Four score and seven years ago our fathers brought forth on this continent, a new nation...

Less than a hundred years separate George Washington and Abraham Lincoln. I'm not sure if that should make me feel old or not.

...conceived in Liberty, and dedicated to the proposition that all men are created equal.

White men, anyway. Lincoln fails to mention his own Emancipation Proclamation, which was significantly more dedicated to that proposition. Of course, as long as the war raged, the emancipation existed only on paper, so maybe that accounts for his modesty.

Now, we are engaged in a great civil war, testing whether that nation, or any nation so conceived and so dedicated, can long endure.

The Confederate flag was a campaign issue as recently as 2000.

We are met on a great battle-field of that war. We have come to dedicate a portion of that field...

According to some historians, the organizers of this event weren't even going to invite Lincoln. But then they thought, well, he IS president.

...as a final resting place for those who here gave their lives that that nation might live.

3,155 Federal soldiers were killed in action, with 5,365 missing. 2,136 of the 14,529 wounded died. All together, a mortality rate of nearly 15%. As far as the Confederacy goes, estimates range from 2,934 to 5,750 killed or missing.





It is altogether fitting and proper that we should do this.

Sounds here like ol' Abe is just giving lip service.

But, in a larger sense...

Oh, wait.

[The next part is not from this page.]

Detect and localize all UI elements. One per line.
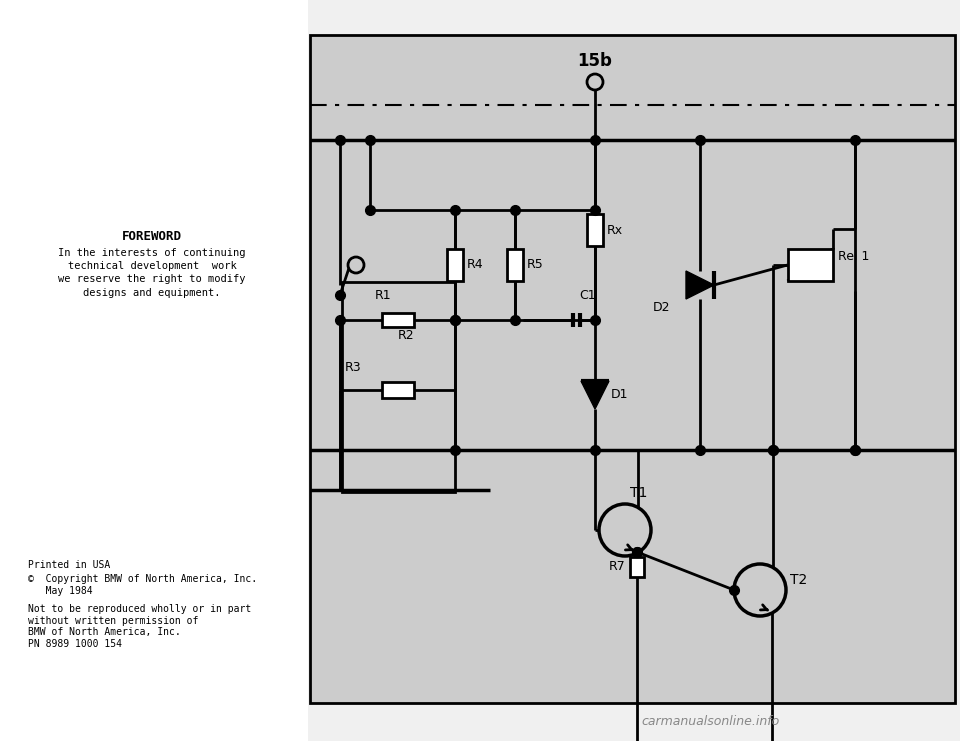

He's got something up his sleeve.

...we can not dedicate--we can not consecrate--we can not hallow--this ground.

According to a recent news story, some developer wants to build a casino near the battlefield.

The brave men, living and dead, who struggled here, have consecrated, far above our poor power to add or detract.

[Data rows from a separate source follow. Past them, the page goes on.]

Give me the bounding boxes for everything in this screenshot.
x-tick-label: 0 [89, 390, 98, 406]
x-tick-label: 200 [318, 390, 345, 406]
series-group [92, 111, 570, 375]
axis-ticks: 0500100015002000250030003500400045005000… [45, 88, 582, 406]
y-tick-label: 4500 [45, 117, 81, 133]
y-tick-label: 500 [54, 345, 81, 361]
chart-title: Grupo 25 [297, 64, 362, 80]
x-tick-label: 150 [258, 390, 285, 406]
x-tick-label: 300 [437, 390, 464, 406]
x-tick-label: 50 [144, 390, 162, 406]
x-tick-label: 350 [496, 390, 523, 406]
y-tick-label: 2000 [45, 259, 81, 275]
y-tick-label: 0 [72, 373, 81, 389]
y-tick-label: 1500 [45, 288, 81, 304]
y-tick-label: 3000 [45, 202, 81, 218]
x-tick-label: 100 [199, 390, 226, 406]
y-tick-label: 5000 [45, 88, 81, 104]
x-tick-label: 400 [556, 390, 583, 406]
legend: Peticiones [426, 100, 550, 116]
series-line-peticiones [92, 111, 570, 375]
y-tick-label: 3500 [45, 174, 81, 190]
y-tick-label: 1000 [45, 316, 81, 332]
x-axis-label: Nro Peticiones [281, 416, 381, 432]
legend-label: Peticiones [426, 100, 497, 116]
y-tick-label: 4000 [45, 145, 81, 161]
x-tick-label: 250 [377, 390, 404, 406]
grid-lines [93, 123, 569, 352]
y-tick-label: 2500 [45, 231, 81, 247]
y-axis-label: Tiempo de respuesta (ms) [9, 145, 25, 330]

Edward Everett spoke first. His speech contained 13,607 words, and lasted two hours. Lincoln's speech contained 186 words, and lasted a measly two minutes.

The world will little note, nor long remember what we say here...




Edward who?


...but it can never forget what they did here.

Not to take anything away from what they did there, but one reason Gettysburg is more well known than, say, Antietam (where there was an even greater loss of life) is because of what one tall, lanky guy with a beard and stove top hat said there.

It is for us the living, rather...

I knew there was a catch.

...to be dedicated to the unfinished work which they who fought here have thus far so nobly advanced. It is rather for us to be dedicated to the great task remaining before us--that from these honored dead we take increased devotion to that cause for which they gave their last full measure of devotion--that we here highly resolve that these dead shall not have died in vain--that this nation, under God, shall have a new birth of freedom...

Did those who died at Gettysburg, or on Omaha Beach, or on Iwo Jima, really die for freedom or democracy, or did they actually die for a country that at the time just happened to be free and democratic? After all, people who have lived in dictatorships, or slave-based societies, have fought just as hard, and have died in as many numbers as we Americans. Freedom and democracy should be something more than mere synonyms for sovereignty and the homeland. Those high ideals can also be fought and lived for. How exactly do we do that? What are our weapons? Let's see, there's the ballot box, the soap box, the picket sign, the petition, and the letter to the editor. Maybe even blogs.

...and that government of the people, by the people, for the people, shall not perish from the earth.

Despite the best efforts of the all too many fools and scoundrels since Lincoln, it somehow hasn't perished yet.